Researchers found that older Latinos not only go shopping more often than their White counterparts but when they do they're buying for a wider range of ages. 

It also appears that political clout is actually growing among Hispanics 50+, who are being touted as possible swing voters in local and state elections, especially in California, Texas, Florida and New York where the majority of older Latinos live.

"Hispanics over the age of 50 have not aged out, but are aging up with an influence that extends to multiple generations. These are the original innovators, unsung influencers and true pioneers who laid the groundwork for the booming economic force that Latino consumers represent today," said Luis A. Miranda, Jr., Nielsen External Hispanic/Latino Advisory Council Member. 

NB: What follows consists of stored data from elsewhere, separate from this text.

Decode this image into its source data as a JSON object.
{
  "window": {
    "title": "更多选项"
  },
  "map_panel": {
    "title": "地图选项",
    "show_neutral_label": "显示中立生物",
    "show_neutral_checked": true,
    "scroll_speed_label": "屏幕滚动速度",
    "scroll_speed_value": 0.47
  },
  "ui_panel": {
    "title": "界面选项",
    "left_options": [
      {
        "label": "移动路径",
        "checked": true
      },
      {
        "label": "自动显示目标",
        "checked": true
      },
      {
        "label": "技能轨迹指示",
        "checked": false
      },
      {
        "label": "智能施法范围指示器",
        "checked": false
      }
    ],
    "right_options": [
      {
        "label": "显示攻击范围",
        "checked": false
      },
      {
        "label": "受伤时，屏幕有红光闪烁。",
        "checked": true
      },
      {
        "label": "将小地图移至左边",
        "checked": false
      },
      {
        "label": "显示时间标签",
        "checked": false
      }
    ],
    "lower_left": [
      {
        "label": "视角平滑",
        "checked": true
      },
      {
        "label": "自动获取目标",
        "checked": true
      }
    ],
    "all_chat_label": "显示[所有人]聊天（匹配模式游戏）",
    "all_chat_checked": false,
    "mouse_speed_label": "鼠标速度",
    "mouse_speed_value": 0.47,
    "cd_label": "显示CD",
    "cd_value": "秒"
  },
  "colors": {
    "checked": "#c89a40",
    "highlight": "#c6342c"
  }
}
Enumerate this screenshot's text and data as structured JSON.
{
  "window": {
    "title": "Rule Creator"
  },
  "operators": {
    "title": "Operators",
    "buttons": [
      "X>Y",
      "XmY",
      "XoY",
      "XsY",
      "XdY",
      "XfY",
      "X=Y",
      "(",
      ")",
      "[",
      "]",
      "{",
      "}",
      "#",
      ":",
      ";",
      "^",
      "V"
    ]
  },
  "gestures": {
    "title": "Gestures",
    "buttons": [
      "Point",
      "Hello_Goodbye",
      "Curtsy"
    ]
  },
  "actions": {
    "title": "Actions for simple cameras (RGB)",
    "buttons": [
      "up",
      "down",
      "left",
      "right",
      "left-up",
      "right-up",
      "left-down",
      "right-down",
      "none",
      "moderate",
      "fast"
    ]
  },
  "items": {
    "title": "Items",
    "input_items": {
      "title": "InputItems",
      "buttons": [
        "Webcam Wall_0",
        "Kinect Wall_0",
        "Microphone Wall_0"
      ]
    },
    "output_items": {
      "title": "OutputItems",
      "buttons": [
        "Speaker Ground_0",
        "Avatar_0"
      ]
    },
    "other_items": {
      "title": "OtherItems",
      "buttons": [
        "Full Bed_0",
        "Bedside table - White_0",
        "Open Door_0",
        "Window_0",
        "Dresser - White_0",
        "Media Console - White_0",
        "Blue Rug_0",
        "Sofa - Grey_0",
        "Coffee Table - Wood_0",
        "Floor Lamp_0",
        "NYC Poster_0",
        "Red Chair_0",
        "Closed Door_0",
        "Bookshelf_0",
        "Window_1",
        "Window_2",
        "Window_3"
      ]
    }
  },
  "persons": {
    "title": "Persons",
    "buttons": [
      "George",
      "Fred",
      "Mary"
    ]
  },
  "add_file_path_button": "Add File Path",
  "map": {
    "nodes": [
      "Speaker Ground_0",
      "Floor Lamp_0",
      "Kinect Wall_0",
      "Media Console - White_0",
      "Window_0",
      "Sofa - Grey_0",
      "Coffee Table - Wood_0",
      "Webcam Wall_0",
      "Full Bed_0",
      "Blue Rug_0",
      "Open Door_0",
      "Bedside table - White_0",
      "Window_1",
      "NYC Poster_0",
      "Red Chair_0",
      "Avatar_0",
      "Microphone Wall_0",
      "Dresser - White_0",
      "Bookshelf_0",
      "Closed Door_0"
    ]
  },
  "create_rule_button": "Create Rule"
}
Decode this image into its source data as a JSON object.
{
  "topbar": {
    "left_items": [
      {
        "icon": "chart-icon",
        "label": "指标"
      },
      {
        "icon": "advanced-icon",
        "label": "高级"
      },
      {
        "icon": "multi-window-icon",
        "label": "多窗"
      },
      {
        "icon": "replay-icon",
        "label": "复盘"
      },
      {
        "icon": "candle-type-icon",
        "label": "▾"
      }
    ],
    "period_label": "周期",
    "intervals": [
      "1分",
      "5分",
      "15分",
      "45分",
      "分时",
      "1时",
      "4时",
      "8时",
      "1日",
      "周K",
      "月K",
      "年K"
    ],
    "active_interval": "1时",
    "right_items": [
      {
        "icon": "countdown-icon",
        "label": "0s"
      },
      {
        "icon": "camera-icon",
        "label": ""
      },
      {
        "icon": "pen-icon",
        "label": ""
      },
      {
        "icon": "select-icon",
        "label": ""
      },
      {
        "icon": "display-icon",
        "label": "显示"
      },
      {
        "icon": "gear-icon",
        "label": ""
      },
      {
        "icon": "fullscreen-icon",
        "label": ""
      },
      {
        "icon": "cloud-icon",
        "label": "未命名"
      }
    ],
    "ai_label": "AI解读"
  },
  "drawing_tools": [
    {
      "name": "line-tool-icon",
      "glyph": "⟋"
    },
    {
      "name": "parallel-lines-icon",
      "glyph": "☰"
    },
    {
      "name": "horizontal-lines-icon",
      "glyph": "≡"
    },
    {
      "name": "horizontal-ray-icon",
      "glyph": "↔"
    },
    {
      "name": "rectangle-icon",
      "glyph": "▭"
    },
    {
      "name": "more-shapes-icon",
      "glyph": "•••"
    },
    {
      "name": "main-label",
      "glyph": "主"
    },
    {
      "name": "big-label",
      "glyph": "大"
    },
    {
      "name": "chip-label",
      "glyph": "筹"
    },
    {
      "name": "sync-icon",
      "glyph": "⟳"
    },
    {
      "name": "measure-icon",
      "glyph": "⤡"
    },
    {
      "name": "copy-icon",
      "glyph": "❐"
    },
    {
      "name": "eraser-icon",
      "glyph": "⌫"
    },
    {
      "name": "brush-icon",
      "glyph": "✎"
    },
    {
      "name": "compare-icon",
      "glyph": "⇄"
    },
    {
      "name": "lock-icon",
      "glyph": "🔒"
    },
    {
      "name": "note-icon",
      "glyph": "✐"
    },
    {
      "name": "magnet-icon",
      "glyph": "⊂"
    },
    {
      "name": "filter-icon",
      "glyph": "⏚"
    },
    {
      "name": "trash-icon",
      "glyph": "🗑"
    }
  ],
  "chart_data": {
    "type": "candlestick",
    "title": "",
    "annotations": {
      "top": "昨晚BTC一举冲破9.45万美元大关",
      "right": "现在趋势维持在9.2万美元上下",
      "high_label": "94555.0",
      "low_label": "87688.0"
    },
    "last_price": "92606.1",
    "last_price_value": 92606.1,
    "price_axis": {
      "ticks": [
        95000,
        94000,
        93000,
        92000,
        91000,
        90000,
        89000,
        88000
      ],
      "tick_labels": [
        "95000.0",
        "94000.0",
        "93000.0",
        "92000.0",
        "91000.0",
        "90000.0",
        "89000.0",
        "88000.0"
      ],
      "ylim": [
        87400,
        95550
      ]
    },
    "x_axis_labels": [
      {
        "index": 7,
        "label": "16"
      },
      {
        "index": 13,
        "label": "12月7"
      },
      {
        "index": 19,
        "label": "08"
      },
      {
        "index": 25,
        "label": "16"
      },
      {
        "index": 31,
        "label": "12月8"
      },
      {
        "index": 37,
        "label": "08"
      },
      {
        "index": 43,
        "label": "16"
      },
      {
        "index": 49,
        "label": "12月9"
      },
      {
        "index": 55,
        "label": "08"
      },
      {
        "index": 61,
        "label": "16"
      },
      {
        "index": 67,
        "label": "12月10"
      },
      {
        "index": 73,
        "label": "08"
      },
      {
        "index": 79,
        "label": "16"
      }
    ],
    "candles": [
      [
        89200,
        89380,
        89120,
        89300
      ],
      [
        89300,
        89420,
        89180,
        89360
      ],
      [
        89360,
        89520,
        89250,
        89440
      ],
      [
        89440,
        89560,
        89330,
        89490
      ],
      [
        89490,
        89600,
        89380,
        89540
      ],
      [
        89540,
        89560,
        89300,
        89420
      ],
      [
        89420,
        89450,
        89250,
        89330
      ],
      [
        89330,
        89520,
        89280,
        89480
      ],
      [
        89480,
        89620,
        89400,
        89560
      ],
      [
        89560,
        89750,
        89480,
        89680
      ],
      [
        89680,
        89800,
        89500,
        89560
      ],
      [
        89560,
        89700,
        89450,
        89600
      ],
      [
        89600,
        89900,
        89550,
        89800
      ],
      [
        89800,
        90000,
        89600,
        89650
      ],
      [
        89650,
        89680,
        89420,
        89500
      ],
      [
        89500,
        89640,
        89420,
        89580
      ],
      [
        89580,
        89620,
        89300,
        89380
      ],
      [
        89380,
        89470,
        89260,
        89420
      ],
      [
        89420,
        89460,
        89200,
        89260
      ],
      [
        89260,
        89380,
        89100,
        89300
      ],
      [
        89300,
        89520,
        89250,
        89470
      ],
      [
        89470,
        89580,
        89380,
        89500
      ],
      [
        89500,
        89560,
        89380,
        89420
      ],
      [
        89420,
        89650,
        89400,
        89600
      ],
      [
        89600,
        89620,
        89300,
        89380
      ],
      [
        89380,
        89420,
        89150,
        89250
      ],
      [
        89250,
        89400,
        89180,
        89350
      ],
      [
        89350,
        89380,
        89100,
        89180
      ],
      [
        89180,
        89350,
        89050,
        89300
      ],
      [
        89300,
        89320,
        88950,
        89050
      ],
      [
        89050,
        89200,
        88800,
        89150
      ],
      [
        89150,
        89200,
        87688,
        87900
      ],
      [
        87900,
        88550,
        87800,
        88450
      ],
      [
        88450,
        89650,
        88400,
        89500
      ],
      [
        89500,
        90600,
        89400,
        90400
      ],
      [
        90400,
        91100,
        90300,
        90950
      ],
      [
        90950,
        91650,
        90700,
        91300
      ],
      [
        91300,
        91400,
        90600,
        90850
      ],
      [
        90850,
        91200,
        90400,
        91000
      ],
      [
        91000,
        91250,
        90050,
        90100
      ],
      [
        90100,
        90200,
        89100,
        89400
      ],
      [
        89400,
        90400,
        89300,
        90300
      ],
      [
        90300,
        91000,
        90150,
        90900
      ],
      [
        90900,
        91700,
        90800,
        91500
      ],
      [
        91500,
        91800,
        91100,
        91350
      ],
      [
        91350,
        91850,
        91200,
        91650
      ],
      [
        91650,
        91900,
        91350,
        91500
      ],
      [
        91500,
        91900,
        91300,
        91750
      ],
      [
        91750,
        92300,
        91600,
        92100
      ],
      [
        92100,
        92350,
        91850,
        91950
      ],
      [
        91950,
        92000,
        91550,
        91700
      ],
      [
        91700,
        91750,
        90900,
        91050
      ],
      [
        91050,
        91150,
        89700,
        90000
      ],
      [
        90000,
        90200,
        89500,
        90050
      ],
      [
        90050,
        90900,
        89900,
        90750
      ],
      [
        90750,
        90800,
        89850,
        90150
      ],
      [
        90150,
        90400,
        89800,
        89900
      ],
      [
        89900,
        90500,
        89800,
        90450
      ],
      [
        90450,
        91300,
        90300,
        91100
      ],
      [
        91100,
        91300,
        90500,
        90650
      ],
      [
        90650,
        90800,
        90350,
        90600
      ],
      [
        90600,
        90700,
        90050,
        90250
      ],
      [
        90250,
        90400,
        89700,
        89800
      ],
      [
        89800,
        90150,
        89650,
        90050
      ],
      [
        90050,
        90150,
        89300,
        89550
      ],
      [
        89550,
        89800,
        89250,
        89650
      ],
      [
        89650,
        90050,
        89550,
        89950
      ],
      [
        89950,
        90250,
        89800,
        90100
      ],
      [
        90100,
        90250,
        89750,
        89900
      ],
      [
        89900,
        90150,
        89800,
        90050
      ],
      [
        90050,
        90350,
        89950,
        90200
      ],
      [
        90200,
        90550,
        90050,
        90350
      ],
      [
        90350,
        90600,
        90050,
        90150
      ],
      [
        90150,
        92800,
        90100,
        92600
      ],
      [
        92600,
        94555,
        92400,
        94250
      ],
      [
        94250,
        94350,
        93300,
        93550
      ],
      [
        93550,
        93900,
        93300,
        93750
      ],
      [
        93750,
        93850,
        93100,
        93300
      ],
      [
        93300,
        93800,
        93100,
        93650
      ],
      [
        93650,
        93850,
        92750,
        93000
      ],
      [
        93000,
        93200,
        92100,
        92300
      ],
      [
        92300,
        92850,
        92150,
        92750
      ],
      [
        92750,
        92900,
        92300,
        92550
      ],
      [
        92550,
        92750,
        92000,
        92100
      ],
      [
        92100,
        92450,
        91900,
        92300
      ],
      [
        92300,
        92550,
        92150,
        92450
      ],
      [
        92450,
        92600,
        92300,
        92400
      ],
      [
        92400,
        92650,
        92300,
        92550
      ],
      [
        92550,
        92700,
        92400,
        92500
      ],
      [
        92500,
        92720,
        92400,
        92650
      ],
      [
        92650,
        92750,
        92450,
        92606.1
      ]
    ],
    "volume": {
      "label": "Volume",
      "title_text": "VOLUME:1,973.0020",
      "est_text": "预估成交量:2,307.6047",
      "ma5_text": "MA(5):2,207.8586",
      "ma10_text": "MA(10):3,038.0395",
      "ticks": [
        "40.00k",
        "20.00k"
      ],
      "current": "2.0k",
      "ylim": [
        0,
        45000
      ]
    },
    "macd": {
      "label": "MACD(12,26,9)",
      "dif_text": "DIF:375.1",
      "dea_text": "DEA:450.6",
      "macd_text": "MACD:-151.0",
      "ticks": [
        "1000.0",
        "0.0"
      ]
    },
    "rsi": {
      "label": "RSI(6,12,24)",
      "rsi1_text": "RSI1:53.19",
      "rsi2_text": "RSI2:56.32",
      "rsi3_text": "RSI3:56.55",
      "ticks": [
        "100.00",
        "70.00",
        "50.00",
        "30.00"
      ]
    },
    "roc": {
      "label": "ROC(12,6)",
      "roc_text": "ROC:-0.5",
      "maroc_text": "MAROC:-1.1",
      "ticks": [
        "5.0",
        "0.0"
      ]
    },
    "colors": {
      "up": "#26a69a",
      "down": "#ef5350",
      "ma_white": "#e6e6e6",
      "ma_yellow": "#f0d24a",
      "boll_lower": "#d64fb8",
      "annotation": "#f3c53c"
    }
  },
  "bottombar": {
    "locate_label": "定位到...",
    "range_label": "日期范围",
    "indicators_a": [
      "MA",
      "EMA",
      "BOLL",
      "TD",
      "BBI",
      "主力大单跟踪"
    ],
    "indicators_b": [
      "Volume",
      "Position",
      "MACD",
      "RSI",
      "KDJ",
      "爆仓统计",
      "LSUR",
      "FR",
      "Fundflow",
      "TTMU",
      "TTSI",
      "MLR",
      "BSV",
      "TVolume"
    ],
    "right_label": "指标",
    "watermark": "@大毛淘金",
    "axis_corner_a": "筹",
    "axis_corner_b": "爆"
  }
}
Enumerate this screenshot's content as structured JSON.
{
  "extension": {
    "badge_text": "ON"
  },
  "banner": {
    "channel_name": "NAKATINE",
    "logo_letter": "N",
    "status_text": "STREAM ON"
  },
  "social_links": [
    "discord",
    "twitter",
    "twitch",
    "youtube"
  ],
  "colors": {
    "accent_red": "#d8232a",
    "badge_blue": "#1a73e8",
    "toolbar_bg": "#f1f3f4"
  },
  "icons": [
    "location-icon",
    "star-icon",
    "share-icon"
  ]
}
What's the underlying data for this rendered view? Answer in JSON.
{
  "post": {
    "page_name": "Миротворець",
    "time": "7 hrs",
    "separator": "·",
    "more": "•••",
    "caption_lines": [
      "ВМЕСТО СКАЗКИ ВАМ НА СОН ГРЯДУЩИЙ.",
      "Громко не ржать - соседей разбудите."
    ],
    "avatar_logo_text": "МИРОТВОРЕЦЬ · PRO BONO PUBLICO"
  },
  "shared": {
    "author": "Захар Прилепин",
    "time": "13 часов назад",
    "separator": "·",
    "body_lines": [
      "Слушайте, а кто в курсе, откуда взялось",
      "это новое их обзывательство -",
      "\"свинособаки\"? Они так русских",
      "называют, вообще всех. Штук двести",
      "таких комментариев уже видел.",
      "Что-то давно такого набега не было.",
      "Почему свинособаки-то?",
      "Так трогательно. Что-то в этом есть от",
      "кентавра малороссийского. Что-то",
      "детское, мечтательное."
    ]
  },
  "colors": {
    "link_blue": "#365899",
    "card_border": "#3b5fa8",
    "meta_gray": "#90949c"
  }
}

Other findings from the Hispanic 50+ study found:

  • Top issues in order of importance for registered Hispanic voters are education, employment, the economy, and healthcare.
  • Nearly three-quarters (73%) consider immigration very important, or extremely important.
  • Forty percent of Hispanics ages 55+ lived in multigenerational households in 2013, compared to just over a fifth of the total population in that age group.
  • Hispanic Boomers over–index non-Hispanic White peers in seven of 11 departments (e.g., health and beauty aids, general merchandise, non-food grocery, packaged meat, dry grocery, fresh produce and alcoholic beverages).
  • Seventy-three percent of Hispanics 50+ often cook at home rather than eat out, compared to 62% of younger Hispanic adults.
  • Hispanics ages 50-64 watch 162 hours of traditional TV each month.
  • Hispanics 65+ watch a total of 230 hours per month, nearly doubling total Hispanic viewing for all ages of 121 hours.
  • Both younger and older Hispanics choose Facebook as their number one app.
  • Hispanics ages 50-64 spend more time on Google Search, Gmail, Pandora and Google+ than those 18-49.